Sementara itu, Tokoh Masyarakat Asologaima Aleks Silosukarnodoga mewakili tua-tua Sepegunungan Tengah mengungkapkan tidak ingin Papua ribut terus. Tanah seluas 90 Hektar yang telah diserahkan agar Panglima segera bangun Korem serta Anggota TNI dan Polri disini datang bukan untuk membunuh masyarakat tapi untuk mengamankan masyarakat.
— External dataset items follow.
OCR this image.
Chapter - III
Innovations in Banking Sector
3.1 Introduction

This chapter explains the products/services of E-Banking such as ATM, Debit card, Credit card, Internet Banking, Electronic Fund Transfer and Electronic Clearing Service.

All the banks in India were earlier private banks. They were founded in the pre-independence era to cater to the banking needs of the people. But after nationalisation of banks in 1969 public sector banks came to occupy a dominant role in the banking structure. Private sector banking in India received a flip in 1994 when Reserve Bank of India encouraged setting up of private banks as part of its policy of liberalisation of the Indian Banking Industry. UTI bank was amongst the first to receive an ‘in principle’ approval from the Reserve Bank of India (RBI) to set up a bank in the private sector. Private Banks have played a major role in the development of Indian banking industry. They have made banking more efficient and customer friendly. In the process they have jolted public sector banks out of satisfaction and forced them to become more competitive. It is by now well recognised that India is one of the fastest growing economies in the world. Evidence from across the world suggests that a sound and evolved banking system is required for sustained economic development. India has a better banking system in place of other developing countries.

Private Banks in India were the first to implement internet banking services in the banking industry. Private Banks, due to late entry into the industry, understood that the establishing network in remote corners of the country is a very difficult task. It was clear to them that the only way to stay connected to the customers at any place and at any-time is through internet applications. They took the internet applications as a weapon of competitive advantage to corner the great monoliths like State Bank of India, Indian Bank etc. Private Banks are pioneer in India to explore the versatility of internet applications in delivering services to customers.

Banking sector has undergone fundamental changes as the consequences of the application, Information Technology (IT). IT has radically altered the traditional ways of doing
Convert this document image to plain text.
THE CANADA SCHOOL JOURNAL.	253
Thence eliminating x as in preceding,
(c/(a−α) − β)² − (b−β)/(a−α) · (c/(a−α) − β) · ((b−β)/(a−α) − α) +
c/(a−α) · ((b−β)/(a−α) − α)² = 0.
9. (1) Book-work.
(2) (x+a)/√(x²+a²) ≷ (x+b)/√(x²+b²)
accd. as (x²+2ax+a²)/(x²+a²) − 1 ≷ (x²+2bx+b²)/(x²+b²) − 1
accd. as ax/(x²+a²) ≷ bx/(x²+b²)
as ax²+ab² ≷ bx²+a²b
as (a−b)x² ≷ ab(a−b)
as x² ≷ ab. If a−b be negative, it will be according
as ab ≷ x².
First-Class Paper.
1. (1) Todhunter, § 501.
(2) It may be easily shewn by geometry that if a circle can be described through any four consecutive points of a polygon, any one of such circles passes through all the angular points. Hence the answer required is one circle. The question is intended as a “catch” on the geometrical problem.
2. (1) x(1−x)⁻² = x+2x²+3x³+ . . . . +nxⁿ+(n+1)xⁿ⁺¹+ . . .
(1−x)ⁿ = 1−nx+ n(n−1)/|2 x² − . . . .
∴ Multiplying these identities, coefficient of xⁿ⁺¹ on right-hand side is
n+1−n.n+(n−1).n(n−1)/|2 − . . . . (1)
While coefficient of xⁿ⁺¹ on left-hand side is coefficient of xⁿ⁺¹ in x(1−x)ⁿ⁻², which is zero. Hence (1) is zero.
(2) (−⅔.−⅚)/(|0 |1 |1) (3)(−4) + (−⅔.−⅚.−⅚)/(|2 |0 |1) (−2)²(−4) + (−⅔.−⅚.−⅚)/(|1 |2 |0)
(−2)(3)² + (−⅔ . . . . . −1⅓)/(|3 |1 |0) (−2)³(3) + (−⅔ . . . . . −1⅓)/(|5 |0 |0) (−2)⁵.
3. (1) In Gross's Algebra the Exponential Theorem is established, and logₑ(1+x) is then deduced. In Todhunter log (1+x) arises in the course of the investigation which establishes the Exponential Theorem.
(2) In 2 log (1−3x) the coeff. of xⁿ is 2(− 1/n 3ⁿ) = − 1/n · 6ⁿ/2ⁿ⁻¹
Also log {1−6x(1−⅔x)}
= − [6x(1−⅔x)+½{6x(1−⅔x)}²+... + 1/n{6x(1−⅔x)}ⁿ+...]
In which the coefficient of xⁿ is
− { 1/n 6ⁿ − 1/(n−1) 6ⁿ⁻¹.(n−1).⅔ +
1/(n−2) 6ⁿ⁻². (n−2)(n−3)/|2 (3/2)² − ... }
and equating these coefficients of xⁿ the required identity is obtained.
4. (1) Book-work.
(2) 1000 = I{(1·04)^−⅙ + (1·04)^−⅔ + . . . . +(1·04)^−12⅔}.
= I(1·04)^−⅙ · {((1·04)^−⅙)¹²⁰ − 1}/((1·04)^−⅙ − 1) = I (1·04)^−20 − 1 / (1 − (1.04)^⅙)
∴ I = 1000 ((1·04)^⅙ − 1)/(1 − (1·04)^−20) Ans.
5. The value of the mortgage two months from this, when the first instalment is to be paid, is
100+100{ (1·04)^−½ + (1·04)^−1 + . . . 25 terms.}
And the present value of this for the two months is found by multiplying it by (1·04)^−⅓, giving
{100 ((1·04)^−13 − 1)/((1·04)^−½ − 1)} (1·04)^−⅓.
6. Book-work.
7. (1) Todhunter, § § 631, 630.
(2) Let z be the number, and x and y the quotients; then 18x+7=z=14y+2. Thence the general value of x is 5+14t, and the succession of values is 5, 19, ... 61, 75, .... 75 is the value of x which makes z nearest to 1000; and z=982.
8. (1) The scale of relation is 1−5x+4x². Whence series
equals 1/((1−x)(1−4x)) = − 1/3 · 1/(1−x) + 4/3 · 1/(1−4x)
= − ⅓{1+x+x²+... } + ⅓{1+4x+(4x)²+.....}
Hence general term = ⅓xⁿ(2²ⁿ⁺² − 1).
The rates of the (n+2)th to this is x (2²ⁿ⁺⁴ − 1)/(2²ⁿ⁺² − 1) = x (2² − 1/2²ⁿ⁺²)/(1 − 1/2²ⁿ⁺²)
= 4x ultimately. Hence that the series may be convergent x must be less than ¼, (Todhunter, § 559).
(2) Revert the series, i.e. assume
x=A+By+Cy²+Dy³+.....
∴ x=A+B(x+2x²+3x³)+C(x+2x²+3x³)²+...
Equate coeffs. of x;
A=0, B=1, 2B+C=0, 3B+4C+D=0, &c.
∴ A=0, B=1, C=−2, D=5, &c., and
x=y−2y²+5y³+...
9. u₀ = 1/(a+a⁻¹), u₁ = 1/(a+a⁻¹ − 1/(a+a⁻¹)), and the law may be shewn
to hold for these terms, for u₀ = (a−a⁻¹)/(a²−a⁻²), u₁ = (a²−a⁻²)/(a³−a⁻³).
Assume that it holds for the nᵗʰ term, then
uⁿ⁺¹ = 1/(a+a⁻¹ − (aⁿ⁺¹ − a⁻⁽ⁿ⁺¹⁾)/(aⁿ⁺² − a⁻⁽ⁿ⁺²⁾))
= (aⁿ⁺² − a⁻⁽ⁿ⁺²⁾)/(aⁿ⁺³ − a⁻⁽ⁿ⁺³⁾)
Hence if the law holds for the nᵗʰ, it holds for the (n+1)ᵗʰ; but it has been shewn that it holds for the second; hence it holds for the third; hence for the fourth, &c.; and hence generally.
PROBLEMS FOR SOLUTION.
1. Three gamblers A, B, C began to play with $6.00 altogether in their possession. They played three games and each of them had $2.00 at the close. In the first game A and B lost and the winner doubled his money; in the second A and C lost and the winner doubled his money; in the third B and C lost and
“Bapak Kapolri tolong tingkatkan Binmas Noken. Saya orang adat yang asli NKRI, ini tempat kami tidak boleh orang lain mengacaukan daerah ini. Tolong lihat pejuang NKRI dan tokoh Pepera untuk dibuat pemukiman yang layak. Kunci pembangunan ada pada Negara. karena fungsi pembangunan ada pada negara. Saya minta Harus ada Mako Brimob di Wamena,” pungkas Aleks Silosukarnodoga.

Usai melakukan tatap muka dengan komponen warga dan pemerintah di Wamena, rombongan Kapolri langsung bertolak ke Timika.